Quale è stato il suo primo approccio col Mali?
“Il primo incontro a 18 anni quando ho conosciuto la musica maliana, una delle meraviglie del mondo. Lo strumento più conosciuto è la khora, una specie di zucca con un manico (tipo il sitar indiano) il cui suono assomiglia all’arpa europea. Sono un melomane; prima di entrare all’Università ero un DeeJay. Quella maliana è autentica musica africana, ma imperniata su strumenti a corda e non a percussione, peculiarità unica in un panorama africano ove prevalgono le percussioni sugli strumenti a corda. Non a caso questa è ritenuta la terra d’origine del blues americano, portato con la tratta degli schiavi nelle piantagioni americane di cotone. Inoltre, nel nord del Mali c’è Timbuctù, situata ai bordi del Sahara. Fu un grande centro di diffusione della cultura islamica ed era il punto di partenza delle vie carovaniere che attraversavano il deserto. Raggiunse il massimo splendore verso il 1500. Qui si custodiscono manoscritti preziosi che si cercano di salvare con la digitalizzazione: rappresentano quello che per noi fu il Rinascimento, perché ci fu una rinascita legata alla trascrizione dei testi classici realizzati in quell’epoca dagli emanuensi, l’arrivo del processo di stampa permise all’Europa di fare un salto culturale. Timbuctù è una Firenze o l’Atene del Sahara. E, guarda caso, è una Fondazione italiana (la torinese AMALIA) che si occupa di restaurarli”.

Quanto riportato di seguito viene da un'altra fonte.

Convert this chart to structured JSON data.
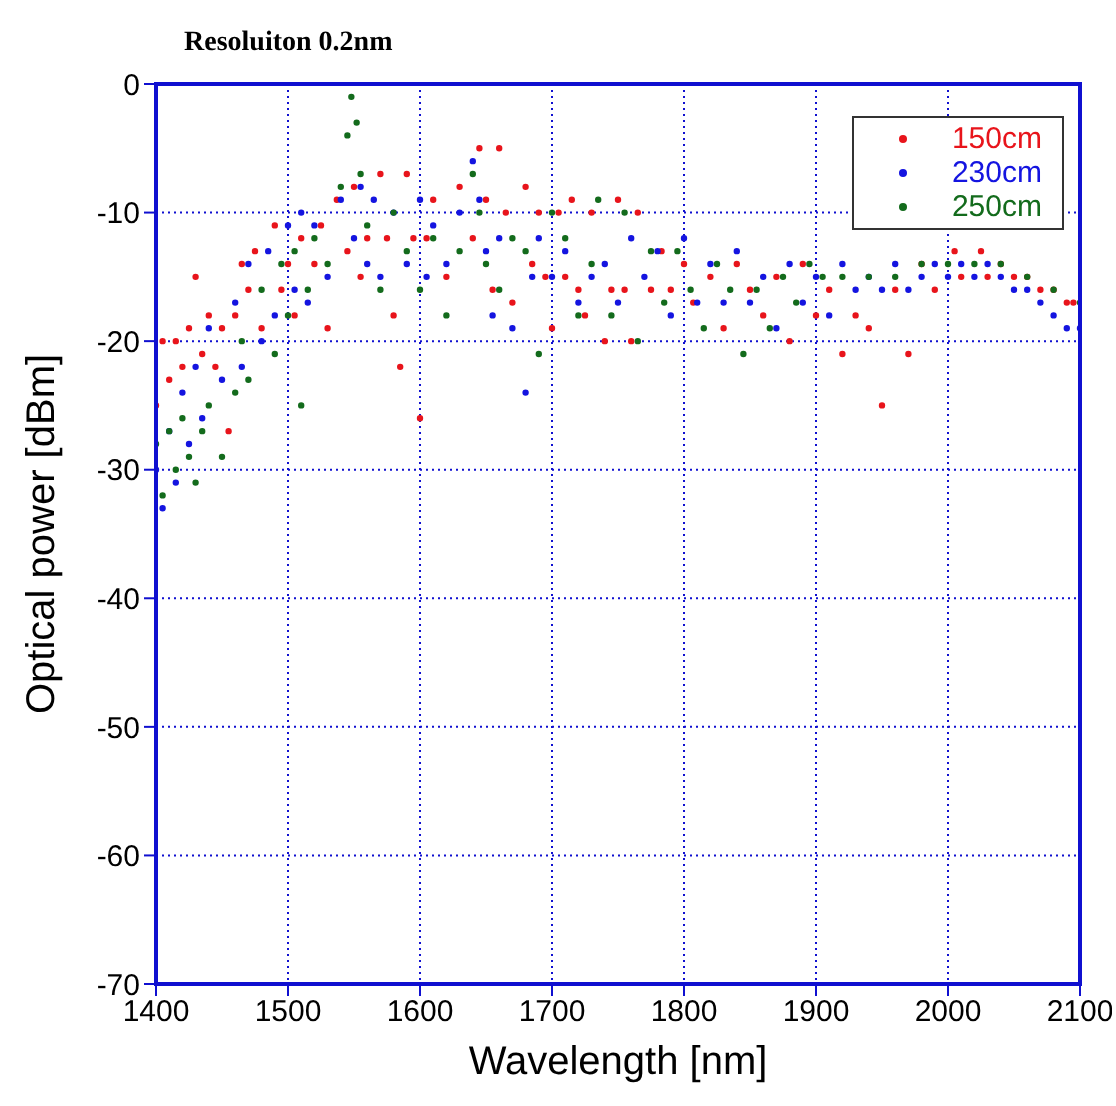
{
  "chart_data": {
    "type": "scatter",
    "title": "Resoluiton 0.2nm",
    "xlabel": "Wavelength [nm]",
    "ylabel": "Optical power [dBm]",
    "xlim": [
      1400,
      2100
    ],
    "xticks": [
      1400,
      1500,
      1600,
      1700,
      1800,
      1900,
      2000,
      2100
    ],
    "ylim": [
      -70,
      0
    ],
    "yticks": [
      -70,
      -60,
      -50,
      -40,
      -30,
      -20,
      -10,
      0
    ],
    "grid": true,
    "legend": "top right",
    "marker": "circle",
    "series": [
      {
        "name": "150cm",
        "color": "#e8141b",
        "x": [
          1400,
          1405,
          1410,
          1415,
          1420,
          1425,
          1430,
          1435,
          1440,
          1445,
          1450,
          1455,
          1460,
          1465,
          1470,
          1475,
          1480,
          1490,
          1495,
          1500,
          1505,
          1510,
          1520,
          1525,
          1530,
          1537,
          1545,
          1550,
          1555,
          1560,
          1570,
          1575,
          1580,
          1585,
          1590,
          1595,
          1600,
          1605,
          1610,
          1620,
          1630,
          1640,
          1645,
          1650,
          1655,
          1660,
          1665,
          1670,
          1680,
          1685,
          1690,
          1695,
          1700,
          1705,
          1710,
          1715,
          1720,
          1725,
          1730,
          1740,
          1745,
          1750,
          1755,
          1760,
          1765,
          1775,
          1783,
          1790,
          1800,
          1807,
          1820,
          1830,
          1840,
          1850,
          1860,
          1870,
          1880,
          1890,
          1900,
          1910,
          1920,
          1930,
          1940,
          1950,
          1960,
          1970,
          1980,
          1990,
          2005,
          2010,
          2025,
          2030,
          2040,
          2050,
          2060,
          2070,
          2080,
          2090,
          2095
        ],
        "values": [
          -25,
          -20,
          -23,
          -20,
          -22,
          -19,
          -15,
          -21,
          -18,
          -22,
          -19,
          -27,
          -18,
          -14,
          -16,
          -13,
          -19,
          -11,
          -16,
          -14,
          -18,
          -12,
          -14,
          -11,
          -19,
          -9,
          -13,
          -8,
          -15,
          -12,
          -7,
          -12,
          -18,
          -22,
          -7,
          -12,
          -26,
          -12,
          -9,
          -15,
          -8,
          -12,
          -5,
          -9,
          -16,
          -5,
          -10,
          -17,
          -8,
          -14,
          -10,
          -15,
          -19,
          -10,
          -15,
          -9,
          -16,
          -18,
          -10,
          -20,
          -16,
          -9,
          -16,
          -20,
          -10,
          -16,
          -13,
          -16,
          -14,
          -17,
          -15,
          -19,
          -14,
          -16,
          -18,
          -15,
          -20,
          -14,
          -18,
          -16,
          -21,
          -18,
          -19,
          -25,
          -16,
          -21,
          -14,
          -16,
          -13,
          -15,
          -13,
          -15,
          -14,
          -15,
          -15,
          -16,
          -16,
          -17,
          -17
        ]
      },
      {
        "name": "230cm",
        "color": "#1414e0",
        "x": [
          1400,
          1405,
          1410,
          1415,
          1420,
          1425,
          1430,
          1435,
          1440,
          1450,
          1460,
          1465,
          1470,
          1480,
          1485,
          1490,
          1500,
          1505,
          1510,
          1515,
          1520,
          1530,
          1540,
          1550,
          1555,
          1560,
          1565,
          1570,
          1580,
          1590,
          1600,
          1605,
          1610,
          1620,
          1630,
          1640,
          1645,
          1650,
          1655,
          1660,
          1670,
          1680,
          1685,
          1690,
          1700,
          1710,
          1720,
          1730,
          1740,
          1750,
          1760,
          1770,
          1780,
          1790,
          1800,
          1810,
          1820,
          1830,
          1840,
          1850,
          1860,
          1870,
          1880,
          1890,
          1900,
          1910,
          1920,
          1930,
          1940,
          1950,
          1960,
          1970,
          1980,
          1990,
          2000,
          2010,
          2020,
          2030,
          2040,
          2050,
          2060,
          2070,
          2080,
          2090,
          2100
        ],
        "values": [
          -30,
          -33,
          -27,
          -31,
          -24,
          -28,
          -22,
          -26,
          -19,
          -23,
          -17,
          -22,
          -14,
          -20,
          -13,
          -18,
          -11,
          -16,
          -10,
          -17,
          -11,
          -15,
          -9,
          -12,
          -8,
          -14,
          -9,
          -15,
          -10,
          -14,
          -9,
          -15,
          -11,
          -14,
          -10,
          -6,
          -9,
          -13,
          -18,
          -12,
          -19,
          -24,
          -15,
          -12,
          -15,
          -13,
          -17,
          -15,
          -14,
          -17,
          -12,
          -15,
          -13,
          -18,
          -12,
          -17,
          -14,
          -17,
          -13,
          -17,
          -15,
          -19,
          -14,
          -17,
          -15,
          -18,
          -14,
          -16,
          -15,
          -16,
          -14,
          -16,
          -15,
          -14,
          -15,
          -14,
          -15,
          -14,
          -15,
          -16,
          -16,
          -17,
          -18,
          -19,
          -19
        ]
      },
      {
        "name": "250cm",
        "color": "#136b1c",
        "x": [
          1400,
          1405,
          1410,
          1415,
          1420,
          1425,
          1430,
          1435,
          1440,
          1450,
          1460,
          1465,
          1470,
          1480,
          1490,
          1495,
          1500,
          1505,
          1510,
          1515,
          1520,
          1530,
          1540,
          1545,
          1548,
          1552,
          1555,
          1560,
          1570,
          1580,
          1590,
          1600,
          1610,
          1620,
          1630,
          1640,
          1645,
          1650,
          1660,
          1670,
          1680,
          1690,
          1700,
          1710,
          1720,
          1730,
          1735,
          1745,
          1755,
          1765,
          1775,
          1785,
          1795,
          1805,
          1815,
          1825,
          1835,
          1845,
          1855,
          1865,
          1875,
          1885,
          1895,
          1905,
          1920,
          1940,
          1960,
          1980,
          2000,
          2020,
          2040,
          2060,
          2080,
          2100
        ],
        "values": [
          -28,
          -32,
          -27,
          -30,
          -26,
          -29,
          -31,
          -27,
          -25,
          -29,
          -24,
          -20,
          -23,
          -16,
          -21,
          -14,
          -18,
          -13,
          -25,
          -16,
          -12,
          -14,
          -8,
          -4,
          -1,
          -3,
          -7,
          -11,
          -16,
          -10,
          -13,
          -16,
          -12,
          -18,
          -13,
          -7,
          -10,
          -14,
          -16,
          -12,
          -13,
          -21,
          -10,
          -12,
          -18,
          -14,
          -9,
          -18,
          -10,
          -20,
          -13,
          -17,
          -13,
          -16,
          -19,
          -14,
          -16,
          -21,
          -16,
          -19,
          -15,
          -17,
          -14,
          -15,
          -15,
          -15,
          -15,
          -14,
          -14,
          -14,
          -14,
          -15,
          -16,
          -17
        ]
      }
    ]
  }
}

C’è spazio per parlare di turismo?
“No, nel modo più assoluto. Tra guerra e jihadismo, come è ben spiegato sulla pagina “Viaggiare Sicuri” del nostro Ministero, sconsiglio tassativamente di fare turismo in questi Paesi. In Europa siamo viziati dall’idea del turismo possibile ovunque: così, purtroppo, non è. Queste popolazioni non sanno come mettere assieme il pranzo con la cena e non sanno dove rifugiarsi dalla guerra, l’85 per cento del territorio maliano è percorso da guerriglieri jihadisti, per cui perlomeno da un punto di vista turistico lascerei il Mali a un futuro che si dimostri più affidabile.

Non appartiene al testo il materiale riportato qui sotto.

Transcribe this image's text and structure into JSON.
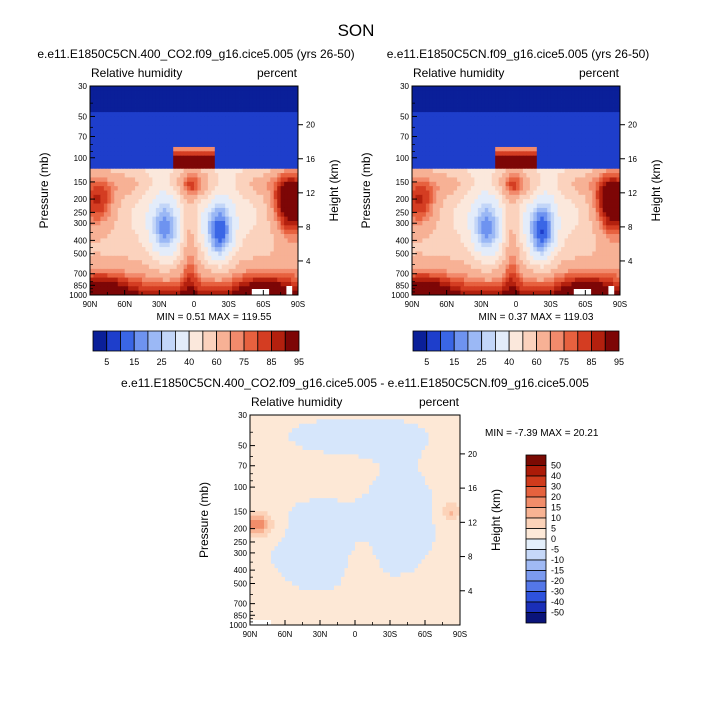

Ecco perché qui la vita del diplomatico è impegnativa: non è lo sfarfallamento stereotipato dei “Ferrero Rocher” cui molti credono: tutt’altro. Ciononostante, dopo trent’anni e passa, se mi ritrovassi appena laureato rifarei il medesimo percorso. Un privilegio lavorare per lo Stato e per gli Italiani e, soprattutto, poterlo fare in maniera da percepirne il gradimento”.